The 99.9th Percentile — From 25 Minutes to 45 Minutes in 3 Months
"Smooth across model releases, suggesting autonomy is not purely a function of model capability."
At the 99.9th percentile, turn duration jumped from under 25 minutes to over 45 minutes between October and January (Sonnet 4.5 through Opus 4.5). The increase is smooth across model releases — one of the big themes of this research. You have to think beyond just the model to the entire context, including the human-interactive layer. Then in the last six weeks, a slight dip back to ~40 minutes. Two theories: over the holidays, people had broader exploratory projects for hobbies; when they came back, work tasks were more tightly circumscribed. Second, the Claude Code user base doubled in that period, bringing a more diverse (and less power-user-heavy) distribution.

Trust Is Earned — New Users vs. Power Users
“Human in the loop first, then human on the loop."
New Claude Code users use full auto-approval about 20% of the time; that roughly doubles to 40% by 750 sessions. It looks like steady accumulation of trust. But experienced users also interrupt Claude almost twice as often (9% vs. 5%). That's not contradictory — it's calibrated trust. They give longer leashes but pull back harder at specific moments. Part of it might just be that new users approve each action, so there's less need to interrupt; when experienced users give auto-approval more liberally, there's more context for stepping in. But there may also be learned experience — more honed instincts for when intervention matters. Think of AI as a junior employee: it earns trust over time (the 20% to 40% shift), but as you get more comfortable, you check in on work more actively rather than just waiting to see the end product.

Claude Asks for Help More Than Humans Interrupt It
"The gap increases alongside task complexity."
On high goal-complexity tasks, humans interrupted Claude 7.1% of the time while Claude asked for clarification 16.4% — more than double. On minimal complexity, the gap was much smaller (5.5% vs. 6.6%). The reasons differ: humans interrupt primarily to provide missing context or corrections (32%), or because Claude is slow/hanging (17%). Claude stops itself most often to present a choice between different approaches (35%) — which isn't really a knock on autonomy but a way to better align with humans upfront.
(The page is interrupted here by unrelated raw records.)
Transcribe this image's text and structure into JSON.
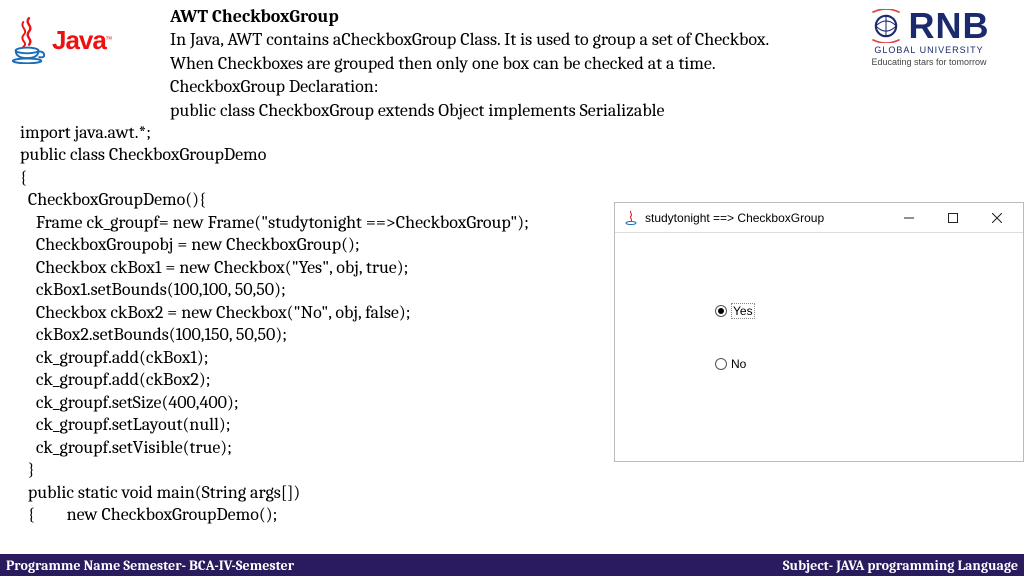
{
  "header": {
    "java_wordmark": "Java",
    "rnb_name": "RNB",
    "rnb_sub": "GLOBAL UNIVERSITY",
    "rnb_tag": "Educating stars for tomorrow"
  },
  "intro": {
    "title": "AWT CheckboxGroup",
    "line1": "In Java, AWT contains aCheckboxGroup Class. It is used to group a set of Checkbox.",
    "line2": "When Checkboxes are grouped then only one box can be checked at a time.",
    "line3": "CheckboxGroup Declaration:",
    "line4": "public class CheckboxGroup extends Object implements Serializable"
  },
  "code": "import java.awt.*;\npublic class CheckboxGroupDemo\n{\n  CheckboxGroupDemo(){\n    Frame ck_groupf= new Frame(\"studytonight ==>CheckboxGroup\");\n    CheckboxGroupobj = new CheckboxGroup();\n    Checkbox ckBox1 = new Checkbox(\"Yes\", obj, true);\n    ckBox1.setBounds(100,100, 50,50);\n    Checkbox ckBox2 = new Checkbox(\"No\", obj, false);\n    ckBox2.setBounds(100,150, 50,50);\n    ck_groupf.add(ckBox1);\n    ck_groupf.add(ckBox2);\n    ck_groupf.setSize(400,400);\n    ck_groupf.setLayout(null);\n    ck_groupf.setVisible(true);\n  }\n  public static void main(String args[])\n  {        new CheckboxGroupDemo();",
  "window": {
    "title": "studytonight ==> CheckboxGroup",
    "option_yes": "Yes",
    "option_no": "No"
  },
  "footer": {
    "left": "Programme Name Semester- BCA-IV-Semester",
    "right": "Subject- JAVA programming Language"
  }
}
It could theoretically make the decision itself, but it chooses to check.

Model Capability Still Matters
"As the models get better, users grant more autonomy and need to intervene less."
This isn't a static number. From August to December, as Claude Code's success rate on users' most challenging tasks doubled, the average number of human interventions per session decreased from 5.4 to 3.3. Model improvements translate directly into more autonomy in practice.

Where Agents Are Actually Being Used
"More than 50% of agentic use cases are already outside software engineering."
Software engineering represents about half of tool calls overall, which you'd expect given the Claude Code anchor. But the rest reads like a map of where agent automation comes next: back-office automation at 9.1%, marketing and copywriting at 4.4%, sales and CRM at 4.3%, finance and accounting at 4.0%. Even at this early stage with coding as the clear breakout, the majority of agentic work is already non-coding.
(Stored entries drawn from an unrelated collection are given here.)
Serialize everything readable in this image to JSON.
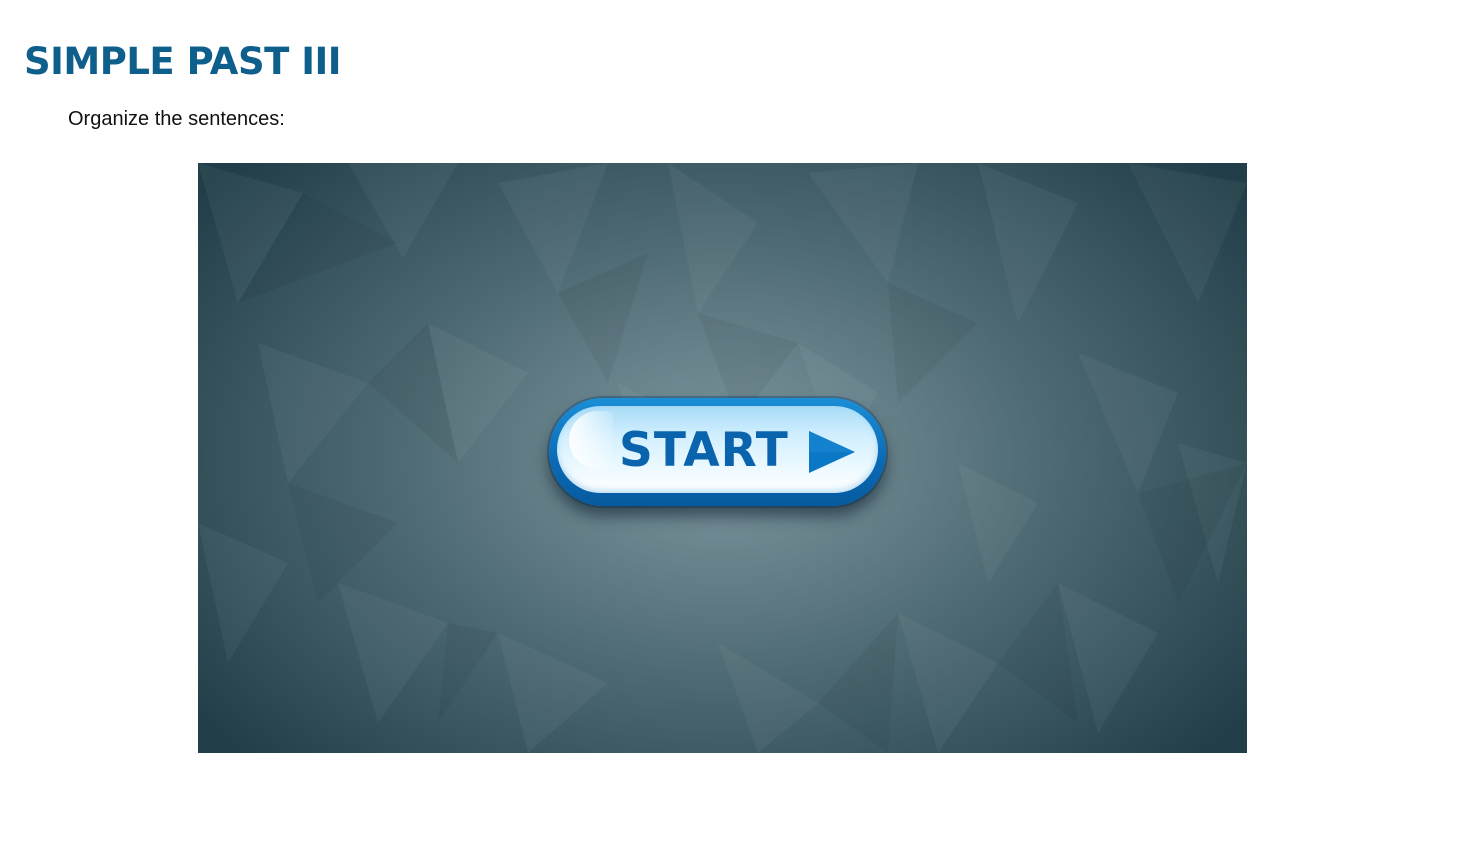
{
  "page": {
    "title": "SIMPLE PAST III",
    "instructions": "Organize the sentences:"
  },
  "game": {
    "start_label": "START",
    "start_icon": "play-triangle-icon"
  },
  "colors": {
    "title": "#0f5f8c",
    "button_blue": "#0b6cb8",
    "button_text": "#0a63ad",
    "stage_center": "#7e979f",
    "stage_edge": "#223f49"
  }
}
The Capability Overhang and What Comes Next
"Real-world AI agents are currently given much less autonomy than they could technically handle."
David Hendrickson pointed out the most surprising finding: agents have far more capability than users actually deploy. We had to go to the 99.9th percentile to see what Claude can really do, despite the average turn lasting just 45 seconds. That's yet another example of the capability overhang in practice. Yang Risu reframed the lens: "Autonomy is not just steps taken — it is permission, scope, and ability to change state." The question looking ahead: will the next set of developments focus on improved human-agent interactions, or a totally different paradigm of long-duration autonomy? OpenAI's Sherwin Wu argued in a recent podcast with Lenny that the next leap isn't smarter models but agents dispatched for 6+ hours of independent work. Right now, that certainly isn't how people use these tools — but things are evolving fast.